The designation Rh is derived from the use of the blood of rhesus monkeys in the basic test for
determining the presence of the Rh antigen in human blood. The Rh blood group system was discovered
in 1940 by Karl Landsteiner and A.S. Weiner. Since that time, a number of distinct Rh antigens have been
identified, but the first and most common one, called RhD, causes the most severe immune reaction and
is the primary determinant of the Rh trait.
The Rh antigen poses a danger for the Rh-negative person, who lacks the antigen, if Rh-positive blood is
given in transfusion. Adverse effects may not occur the first time Rh-incompatible blood is given, but the
immune system responds to the foreign Rh antigen by producing anti-Rh antibodies. If Rh-positive blood
is given again after the antibodies form, they will attack the foreign red blood cells, causing them to
clump together, or agglutinate. The resulting hemolysis, or destruction of the red blood cells, causes
serious illness and sometimes death.
A similar hazard exists during pregnancy for the Rh-positive offspring of Rh-incompatible parents when
the mother is Rh-negative and the father is Rh-positive. The first child of such parents is usually in no
danger unless the mother has acquired anti-Rh antibodies by virtue of incompatible blood transfusion.
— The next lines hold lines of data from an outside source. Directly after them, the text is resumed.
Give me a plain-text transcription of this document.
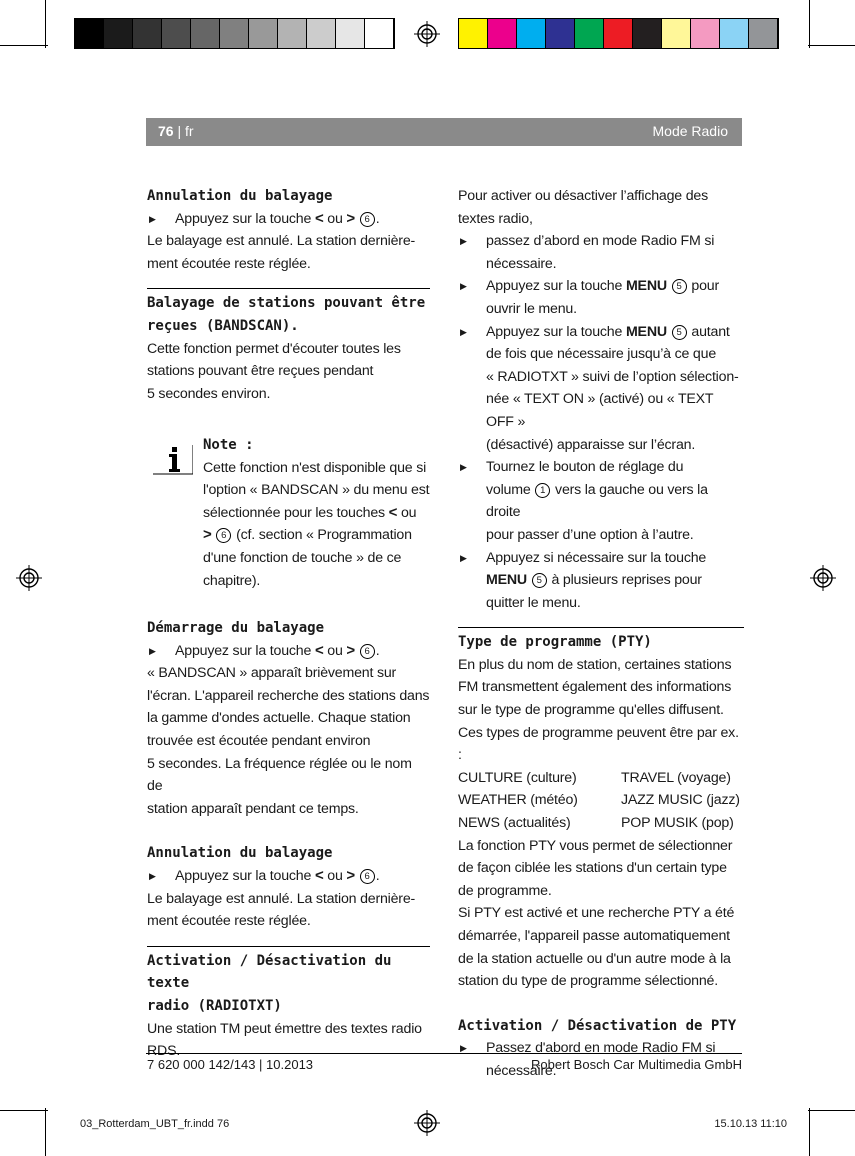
76 | fr	Mode Radio

Annulation du balayage

▶ Appuyez sur la touche < ou > 6 .

Le balayage est annulé. La station dernière-

ment écoutée reste réglée.

Balayage de stations pouvant être

reçues (BANDSCAN).

Cette fonction permet d'écouter toutes les

stations pouvant être reçues pendant

5 secondes environ.

Note :

Cette fonction n'est disponible que si

l'option « BANDSCAN » du menu est

sélectionnée pour les touches < ou

> 6 (cf. section « Programmation

d'une fonction de touche » de ce

chapitre).

Démarrage du balayage

▶ Appuyez sur la touche < ou > 6 .

« BANDSCAN » apparaît brièvement sur

l'écran. L'appareil recherche des stations dans

la gamme d'ondes actuelle. Chaque station

trouvée est écoutée pendant environ

5 secondes. La fréquence réglée ou le nom de

station apparaît pendant ce temps.

Annulation du balayage

▶ Appuyez sur la touche < ou > 6 .

Le balayage est annulé. La station dernière-

ment écoutée reste réglée.

Activation / Désactivation du texte

radio (RADIOTXT)

Une station TM peut émettre des textes radio

RDS.

Pour activer ou désactiver l’affichage des

textes radio,

▶ passez d’abord en mode Radio FM si
nécessaire.

▶ Appuyez sur la touche MENU 5 pour
ouvrir le menu.

▶ Appuyez sur la touche MENU 5 autant
de fois que nécessaire jusqu’à ce que
« RADIOTXT » suivi de l’option sélection-
née « TEXT ON » (activé) ou « TEXT OFF »
(désactivé) apparaisse sur l’écran.

▶ Tournez le bouton de réglage du
volume 1 vers la gauche ou vers la droite
pour passer d’une option à l’autre.

▶ Appuyez si nécessaire sur la touche
MENU 5 à plusieurs reprises pour
quitter le menu.

Type de programme (PTY)

En plus du nom de station, certaines stations

FM transmettent également des informations

sur le type de programme qu'elles diffusent.

Ces types de programme peuvent être par ex. :

CULTURE (culture)	TRAVEL (voyage)

WEATHER (météo)	JAZZ MUSIC (jazz)

NEWS (actualités)	POP MUSIK (pop)

La fonction PTY vous permet de sélectionner

de façon ciblée les stations d'un certain type

de programme.

Si PTY est activé et une recherche PTY a été

démarrée, l'appareil passe automatiquement

de la station actuelle ou d'un autre mode à la

station du type de programme sélectionné.

Activation / Désactivation de PTY

▶ Passez d'abord en mode Radio FM si
nécessaire.

7 620 000 142/143 | 10.2013	Robert Bosch Car Multimedia GmbH
03_Rotterdam_UBT_fr.indd 76	15.10.13 11:10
During labor, however, a small amount of the fetus’s blood may enter the mother’s bloodstream. The
mother will then produce anti-Rh antibodies which will attack any Rh-incompatible fetus in subsequent
pregnancies. This process produces erythroblastosis fetalis, or hemolytic disease of the newborn, which
can be fatal to the fetus or to the infant shortly after birth. Treatment of erythroblastosis fetalis usually
entails one or more exchange transfusions. The disease can be avoided by vaccinating the mother with
Rh immunoglobulin after delivery of her firstborn if there is Rh-incompatibility. The Rh vaccine destroys
any fetal blood cells before the mother’s immune system can develop antibodies.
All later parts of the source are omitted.